Второй визит в прошлое Наська совершит уже с братом. Подготовившись по всей форме, они берут в прошлое холщовые мешочки с крупами (в прошлом крупу перебирают!) и даже прикупают на автобусной станции пирожки с мясом — не особо задумываясь о его, мясном, происхождении.

«Москвичей», как они представились с братом, встречают с ещё большей настороженностью: в семье лишний рот — обуза. Но, несмотря на трудное время, всем находится угол и краюшка хлеба. Бабушка Насти и Стаса живёт не одна. На её попечении — её бабушка, вековая и слегка выжившая из ума старушка. Бабушка эта ест мало, бредит, бубнит, иногда успокаивается вязанием да беседой со своей котейкой. Есть у них и любопытная соседка с говорящим именем и выдающимся носом — Варвара. Грубая и наглая лишь на первый взгляд, Варвара в повествовании — далеко не случайный колоритный фоновый персонаж. Хотя она и создаёт нашим попаданцам определённые трудности, науськивая на них участкового, всё же сердце её — доброе и открытое, лишь зачерствело от жестокости мира и личной беды.

Дети трижды попадают в прошлое — разными путями.
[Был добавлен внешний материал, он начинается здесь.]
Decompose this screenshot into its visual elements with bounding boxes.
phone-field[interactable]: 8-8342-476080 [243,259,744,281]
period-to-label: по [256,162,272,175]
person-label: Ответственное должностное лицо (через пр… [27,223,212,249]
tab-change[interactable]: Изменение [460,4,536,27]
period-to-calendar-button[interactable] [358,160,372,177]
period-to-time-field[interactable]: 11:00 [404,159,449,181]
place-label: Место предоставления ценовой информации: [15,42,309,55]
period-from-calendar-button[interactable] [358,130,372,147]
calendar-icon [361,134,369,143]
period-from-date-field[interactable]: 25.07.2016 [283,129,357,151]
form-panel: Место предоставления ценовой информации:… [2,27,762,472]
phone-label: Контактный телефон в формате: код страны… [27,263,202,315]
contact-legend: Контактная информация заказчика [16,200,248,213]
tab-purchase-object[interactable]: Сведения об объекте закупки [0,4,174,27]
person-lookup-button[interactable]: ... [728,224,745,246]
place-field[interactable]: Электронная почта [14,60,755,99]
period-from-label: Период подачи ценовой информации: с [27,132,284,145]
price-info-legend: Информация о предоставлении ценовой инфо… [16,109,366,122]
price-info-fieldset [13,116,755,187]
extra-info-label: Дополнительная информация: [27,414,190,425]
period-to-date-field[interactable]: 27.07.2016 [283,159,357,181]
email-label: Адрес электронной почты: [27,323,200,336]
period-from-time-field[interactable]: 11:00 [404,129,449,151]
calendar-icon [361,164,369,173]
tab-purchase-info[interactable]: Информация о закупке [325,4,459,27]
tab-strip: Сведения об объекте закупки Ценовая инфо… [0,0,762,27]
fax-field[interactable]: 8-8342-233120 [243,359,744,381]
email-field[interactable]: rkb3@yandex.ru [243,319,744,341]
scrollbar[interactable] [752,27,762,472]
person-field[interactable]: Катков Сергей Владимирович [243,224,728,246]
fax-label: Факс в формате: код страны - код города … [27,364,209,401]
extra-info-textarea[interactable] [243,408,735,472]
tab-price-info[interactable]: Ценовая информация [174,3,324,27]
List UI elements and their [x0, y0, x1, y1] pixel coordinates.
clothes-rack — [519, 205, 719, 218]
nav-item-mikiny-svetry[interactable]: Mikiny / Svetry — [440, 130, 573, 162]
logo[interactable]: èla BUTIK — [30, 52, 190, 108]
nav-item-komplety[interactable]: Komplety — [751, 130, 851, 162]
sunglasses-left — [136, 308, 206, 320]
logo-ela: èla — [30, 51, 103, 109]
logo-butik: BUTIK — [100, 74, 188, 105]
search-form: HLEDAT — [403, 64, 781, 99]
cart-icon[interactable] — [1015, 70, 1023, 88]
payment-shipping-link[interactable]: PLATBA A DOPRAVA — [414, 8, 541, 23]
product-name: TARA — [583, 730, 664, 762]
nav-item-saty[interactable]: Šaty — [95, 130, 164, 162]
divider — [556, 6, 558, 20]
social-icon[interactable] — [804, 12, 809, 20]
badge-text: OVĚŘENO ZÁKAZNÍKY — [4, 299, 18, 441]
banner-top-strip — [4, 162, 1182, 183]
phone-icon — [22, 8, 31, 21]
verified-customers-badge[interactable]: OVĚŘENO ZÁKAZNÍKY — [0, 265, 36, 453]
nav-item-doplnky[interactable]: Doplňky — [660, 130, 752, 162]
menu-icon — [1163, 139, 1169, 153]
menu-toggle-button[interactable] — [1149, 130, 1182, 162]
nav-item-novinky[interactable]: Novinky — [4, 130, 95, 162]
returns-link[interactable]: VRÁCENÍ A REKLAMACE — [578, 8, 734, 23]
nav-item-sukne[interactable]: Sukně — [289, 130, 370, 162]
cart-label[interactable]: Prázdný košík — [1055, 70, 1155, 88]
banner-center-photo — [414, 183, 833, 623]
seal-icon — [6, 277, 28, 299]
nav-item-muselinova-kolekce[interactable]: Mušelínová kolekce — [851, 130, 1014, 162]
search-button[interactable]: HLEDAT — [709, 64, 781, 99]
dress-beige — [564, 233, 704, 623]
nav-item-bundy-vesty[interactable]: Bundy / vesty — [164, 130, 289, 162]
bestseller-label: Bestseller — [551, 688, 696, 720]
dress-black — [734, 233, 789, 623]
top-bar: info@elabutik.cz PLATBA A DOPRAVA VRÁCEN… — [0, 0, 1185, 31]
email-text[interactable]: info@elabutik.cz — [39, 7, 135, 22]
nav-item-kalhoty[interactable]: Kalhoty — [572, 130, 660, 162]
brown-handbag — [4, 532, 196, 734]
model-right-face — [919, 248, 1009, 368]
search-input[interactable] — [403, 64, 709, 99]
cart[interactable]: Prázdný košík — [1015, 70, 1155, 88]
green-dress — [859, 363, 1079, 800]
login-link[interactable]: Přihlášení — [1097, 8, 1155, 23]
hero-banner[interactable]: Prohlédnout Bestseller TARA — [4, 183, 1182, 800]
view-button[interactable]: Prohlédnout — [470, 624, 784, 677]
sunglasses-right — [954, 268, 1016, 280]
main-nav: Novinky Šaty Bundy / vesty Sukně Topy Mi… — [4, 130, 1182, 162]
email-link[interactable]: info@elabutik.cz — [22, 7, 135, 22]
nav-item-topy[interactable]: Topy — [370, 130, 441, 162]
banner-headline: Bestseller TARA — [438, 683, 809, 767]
Помимо основного, реалистичного плана, в тексте также присутствует и фантастическая, эфемерная, внеземная линия, затрагивающая навь и явь и разъясняющая некие законы мироздания, баланса добра и зла. В пространстве прошлого, несмотря на транслируемый атеизм той эпохи, присутствуют и ангел, и многое иное — необъяснимое логикой генеральной линии партии.

Книга прекрасна тем, что в ней нет открытой назидательной или поучительной морали из серии «что такое хорошо и что такое плохо». Подростки и дети остаются верны своим принципам, увлечениям, и, наверное, именно благодаря этому им удаётся пересечь временной круг, совершить что-то хорошее и, «оставшись при своих», вернуться домой.

Единственное, чего, на мой взгляд, не достаёт в повести, — это некоего чудаковатого персонажа «от искусства». Ведь и таких было немало в тылу во время войны. «Тень Калмыкова» — назовём его так, — художник, способный подмечать красоту мира, не взирая на хаос и разруху. Или, скажем, смычковый квартет энтузиастов, репетирующий в промозглом ДК.

Повесть о том, что нельзя забывать, была прочитана за два вечера. Завершая финальную главу, я прищурилась и заметила девочку-подростка. Она лукаво подмигнула, помахала рукой — и растворилась в проёме балконной двери. Наверное, вернётся — в мае — и мы с ней вместе будем слушать песни Победы.

А мой сын прочтёт хорошую, нужную книгу о непростых годах, которые довелось пережить его сверстникам.

Анастасия Кириенко

Анастасия Кириенко — выпускница факультета романо-германской филологии (бакалавриат). Имеет степень магистра — «русский язык и литература». В данный момент обучается в докторантуре и пишет диссертацию. Выпускница семинаров прозы и детской литературы Елены Клепиковой, Ксении Рогожниковой и Юрия Серебрянского. Публиковалась в журнале «Твоя подруга», в альманахе «Литературная Алма-Ата», в сборниках выпускников ОЛША «Большая перемена» и «Дорога без конца», в интернет-журнале «Автограф», в «Иллюстрированном путеводителе по смыслам Алматы», в журнале Esquire Kazakhstan, а также в журнале Цюрихского Университета Slavicum Press, имеет также публикации литературоведческих статьей в научных сборниках.